Time was when dogs like that would have stayed at home, but that time is not 2012. In fact, Vogel and her husband, a muscular mixed martial arts fighter confident enough to push a dog stroller, are so eager to bring their dogs along that they have assembled a stroller wardrobe, one for off-road, one for in-town. “Our son is in college and [the dogs] are the second kids,” Vogel said, laughing.
The stroller trend started to build about five or six years ago, said Tierra Bonaldi, a “pet lifestylist” with the American Pet Products Association, and it’s moved from strictly small-dog doll-style strollers to joggers strong enough to hold a 150-pound dog, and manly enough for even macho men to be seen with.
With their drink holders, sun shades, rear-locking breaks, storage bins — and soaring prices — pet strollers are following the trend in the (human) baby stroller world, Bonaldi said. “It’s crazy. Some cost hundreds of dollars.”
On the Uncommondog.com website, The DoggyRide Lightweight Jogger-Stroller will run an owner $359.10, and is built on a light aluminum-alloy frame. On Amazon, the PetZip Happy Trailer jogger goes for $265, and comes in a jaunty red or a nice blue, and a Pet Gear Expedition stroller goes for $197. Pricey?
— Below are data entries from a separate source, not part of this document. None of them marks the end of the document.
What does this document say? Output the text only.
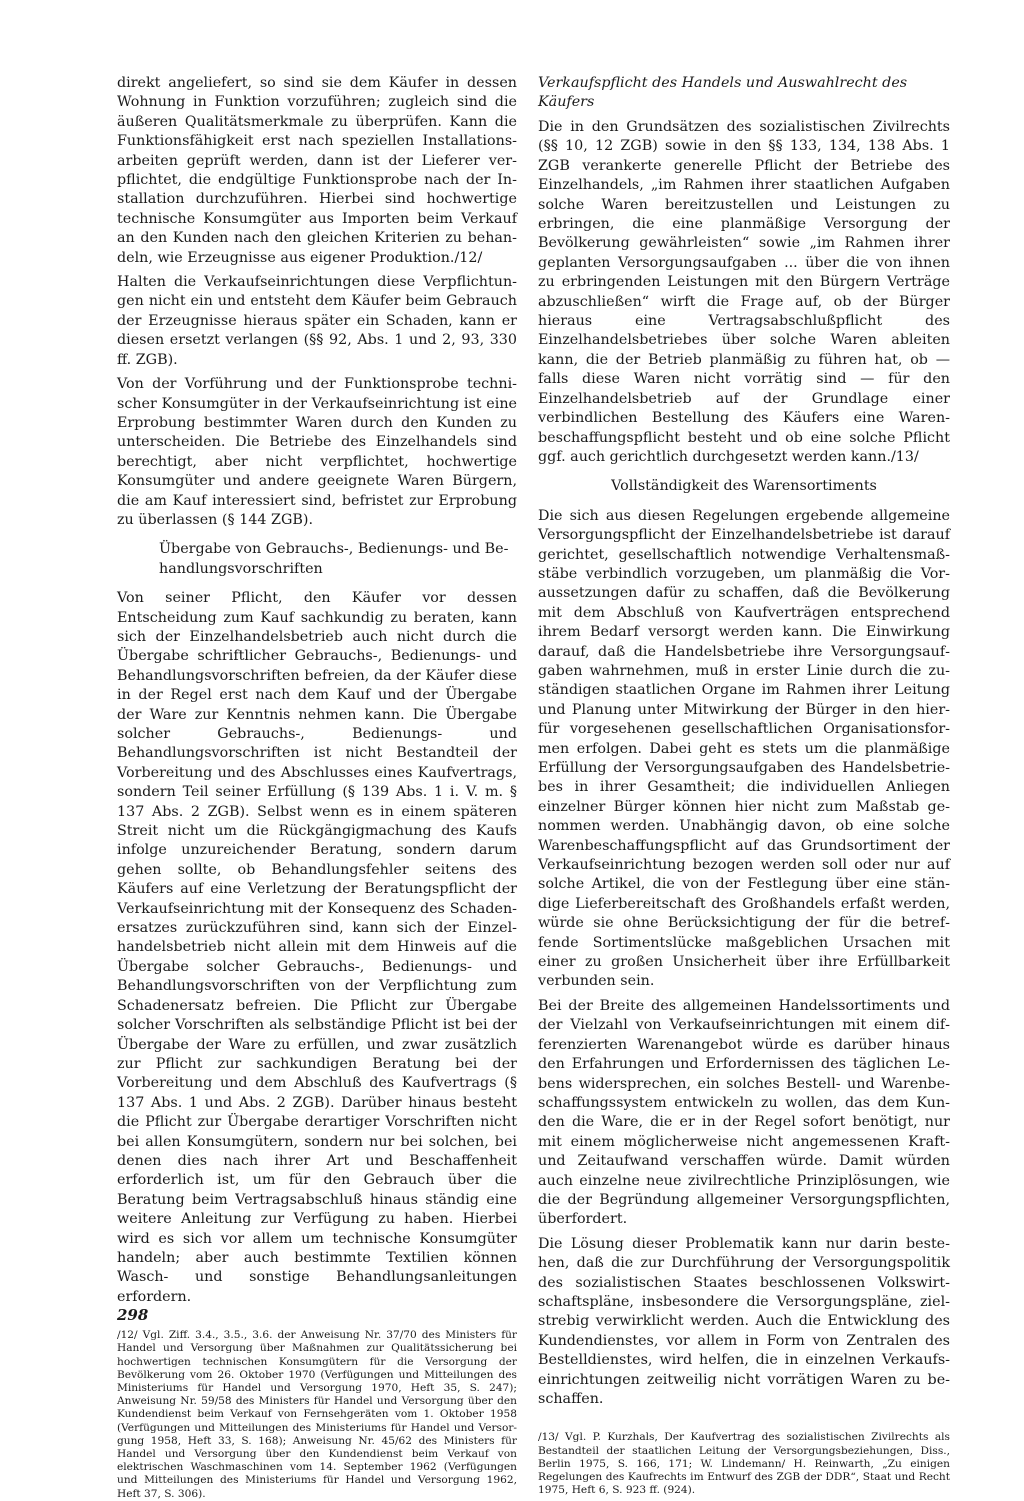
direkt angeliefert, so sind sie dem Käufer in dessen Wohnung in Funktion vorzuführen; zugleich sind die äußeren Qualitätsmerkmale zu überprüfen. Kann die Funktionsfähigkeit erst nach speziellen Installationsarbeiten geprüft werden, dann ist der Lieferer verpflichtet, die endgültige Funktionsprobe nach der Installation durchzuführen. Hierbei sind hochwertige technische Konsumgüter aus Importen beim Verkauf an den Kunden nach den gleichen Kriterien zu behandeln, wie Erzeugnisse aus eigener Produktion./12/

Halten die Verkaufseinrichtungen diese Verpflichtungen nicht ein und entsteht dem Käufer beim Gebrauch der Erzeugnisse hieraus später ein Schaden, kann er diesen ersetzt verlangen (§§ 92, Abs. 1 und 2, 93, 330 ff. ZGB).

Von der Vorführung und der Funktionsprobe technischer Konsumgüter in der Verkaufseinrichtung ist eine Erprobung bestimmter Waren durch den Kunden zu unterscheiden. Die Betriebe des Einzelhandels sind berechtigt, aber nicht verpflichtet, hochwertige Konsumgüter und andere geeignete Waren Bürgern, die am Kauf interessiert sind, befristet zur Erprobung zu überlassen (§ 144 ZGB).

Übergabe von Gebrauchs-, Bedienungs- und Behandlungsvorschriften

Von seiner Pflicht, den Käufer vor dessen Entscheidung zum Kauf sachkundig zu beraten, kann sich der Einzelhandelsbetrieb auch nicht durch die Übergabe schriftlicher Gebrauchs-, Bedienungs- und Behandlungsvorschriften befreien, da der Käufer diese in der Regel erst nach dem Kauf und der Übergabe der Ware zur Kenntnis nehmen kann. Die Übergabe solcher Gebrauchs-, Bedienungs- und Behandlungsvorschriften ist nicht Bestandteil der Vorbereitung und des Abschlusses eines Kaufvertrags, sondern Teil seiner Erfüllung (§ 139 Abs. 1 i. V. m. § 137 Abs. 2 ZGB). Selbst wenn es in einem späteren Streit nicht um die Rückgängigmachung des Kaufs infolge unzureichender Beratung, sondern darum gehen sollte, ob Behandlungsfehler seitens des Käufers auf eine Verletzung der Beratungspflicht der Verkaufseinrichtung mit der Konsequenz des Schadenersatzes zurückzuführen sind, kann sich der Einzelhandelsbetrieb nicht allein mit dem Hinweis auf die Übergabe solcher Gebrauchs-, Bedienungs- und Behandlungsvorschriften von der Verpflichtung zum Schadenersatz befreien. Die Pflicht zur Übergabe solcher Vorschriften als selbständige Pflicht ist bei der Übergabe der Ware zu erfüllen, und zwar zusätzlich zur Pflicht zur sachkundigen Beratung bei der Vorbereitung und dem Abschluß des Kaufvertrags (§ 137 Abs. 1 und Abs. 2 ZGB). Darüber hinaus besteht die Pflicht zur Übergabe derartiger Vorschriften nicht bei allen Konsumgütern, sondern nur bei solchen, bei denen dies nach ihrer Art und Beschaffenheit erforderlich ist, um für den Gebrauch über die Beratung beim Vertragsabschluß hinaus ständig eine weitere Anleitung zur Verfügung zu haben. Hierbei wird es sich vor allem um technische Konsumgüter handeln; aber auch bestimmte Textilien können Wasch- und sonstige Behandlungsanleitungen erfordern.

/12/ Vgl. Ziff. 3.4., 3.5., 3.6. der Anweisung Nr. 37/70 des Ministers für Handel und Versorgung über Maßnahmen zur Qualitätssicherung bei hochwertigen technischen Konsumgütern für die Versorgung der Bevölkerung vom 26. Oktober 1970 (Verfügungen und Mitteilungen des Ministeriums für Handel und Versorgung 1970, Heft 35, S. 247); Anweisung Nr. 59/58 des Ministers für Handel und Versorgung über den Kundendienst beim Verkauf von Fernsehgeräten vom 1. Oktober 1958 (Verfügungen und Mitteilungen des Ministeriums für Handel und Versorgung 1958, Heft 33, S. 168); Anweisung Nr. 45/62 des Ministers für Handel und Versorgung über den Kundendienst beim Verkauf von elektrischen Waschmaschinen vom 14. September 1962 (Verfügungen und Mitteilungen des Ministeriums für Handel und Versorgung 1962, Heft 37, S. 306).

Verkaufspflicht des Handels und Auswahlrecht des Käufers

Die in den Grundsätzen des sozialistischen Zivilrechts (§§ 10, 12 ZGB) sowie in den §§ 133, 134, 138 Abs. 1 ZGB verankerte generelle Pflicht der Betriebe des Einzelhandels, „im Rahmen ihrer staatlichen Aufgaben solche Waren bereitzustellen und Leistungen zu erbringen, die eine planmäßige Versorgung der Bevölkerung gewährleisten“ sowie „im Rahmen ihrer geplanten Versorgungsaufgaben ... über die von ihnen zu erbringenden Leistungen mit den Bürgern Verträge abzuschließen“ wirft die Frage auf, ob der Bürger hieraus eine Vertragsabschlußpflicht des Einzelhandelsbetriebes über solche Waren ableiten kann, die der Betrieb planmäßig zu führen hat, ob — falls diese Waren nicht vorrätig sind — für den Einzelhandelsbetrieb auf der Grundlage einer verbindlichen Bestellung des Käufers eine Warenbeschaffungspflicht besteht und ob eine solche Pflicht ggf. auch gerichtlich durchgesetzt werden kann./13/

Vollständigkeit des Warensortiments

Die sich aus diesen Regelungen ergebende allgemeine Versorgungspflicht der Einzelhandelsbetriebe ist darauf gerichtet, gesellschaftlich notwendige Verhaltensmaßstäbe verbindlich vorzugeben, um planmäßig die Voraussetzungen dafür zu schaffen, daß die Bevölkerung mit dem Abschluß von Kaufverträgen entsprechend ihrem Bedarf versorgt werden kann. Die Einwirkung darauf, daß die Handelsbetriebe ihre Versorgungsaufgaben wahrnehmen, muß in erster Linie durch die zuständigen staatlichen Organe im Rahmen ihrer Leitung und Planung unter Mitwirkung der Bürger in den hierfür vorgesehenen gesellschaftlichen Organisationsformen erfolgen. Dabei geht es stets um die planmäßige Erfüllung der Versorgungsaufgaben des Handelsbetriebes in ihrer Gesamtheit; die individuellen Anliegen einzelner Bürger können hier nicht zum Maßstab genommen werden. Unabhängig davon, ob eine solche Warenbeschaffungspflicht auf das Grundsortiment der Verkaufseinrichtung bezogen werden soll oder nur auf solche Artikel, die von der Festlegung über eine ständige Lieferbereitschaft des Großhandels erfaßt werden, würde sie ohne Berücksichtigung der für die betreffende Sortimentslücke maßgeblichen Ursachen mit einer zu großen Unsicherheit über ihre Erfüllbarkeit verbunden sein.

Bei der Breite des allgemeinen Handelssortiments und der Vielzahl von Verkaufseinrichtungen mit einem differenzierten Warenangebot würde es darüber hinaus den Erfahrungen und Erfordernissen des täglichen Lebens widersprechen, ein solches Bestell- und Warenbeschaffungssystem entwickeln zu wollen, das dem Kunden die Ware, die er in der Regel sofort benötigt, nur mit einem möglicherweise nicht angemessenen Kraft- und Zeitaufwand verschaffen würde. Damit würden auch einzelne neue zivilrechtliche Prinziplösungen, wie die der Begründung allgemeiner Versorgungspflichten, überfordert.

Die Lösung dieser Problematik kann nur darin bestehen, daß die zur Durchführung der Versorgungspolitik des sozialistischen Staates beschlossenen Volkswirtschaftspläne, insbesondere die Versorgungspläne, zielstrebig verwirklicht werden. Auch die Entwicklung des Kundendienstes, vor allem in Form von Zentralen des Bestelldienstes, wird helfen, die in einzelnen Verkaufseinrichtungen zeitweilig nicht vorrätigen Waren zu beschaffen.

/13/ Vgl. P. Kurzhals, Der Kaufvertrag des sozialistischen Zivilrechts als Bestandteil der staatlichen Leitung der Versorgungsbeziehungen, Diss., Berlin 1975, S. 166, 171; W. Lindemann/ H. Reinwarth, „Zu einigen Regelungen des Kaufrechts im Entwurf des ZGB der DDR“, Staat und Recht 1975, Heft 6, S. 923 ff. (924).

298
Perhaps, but as one reviewer noted, the gear is not solely for the benefit of the pets. “The stroller was the perfect answer to the problem of our dogs tiring out before we did,” N. Brabec wrote, “and it has allowed us to take even longer walks.”
In South Boston, a pink stroller emblazoned with paw prints allows Maureen Berry, an assistant manager at the Fenway Bark dog hotel, to commute from Roslindale with one or two of her three dogs. The trip involves the Silver Line, the Red Line, and the Orange line, and wouldn’t be doable without wheels.
“What do you think, bud?” Berry asked on a recent afternoon as she and Nicholas, her 13-year-old Yorkie, left work. The 18-pound pooch, youthful but with mobility problems, sat upright in his carriage, the wind of Boston Harbor ruffling his tan and black fur, his adorable black nose sniffing like mad. Berry scratched his head and smiled as the pair made their way home, together.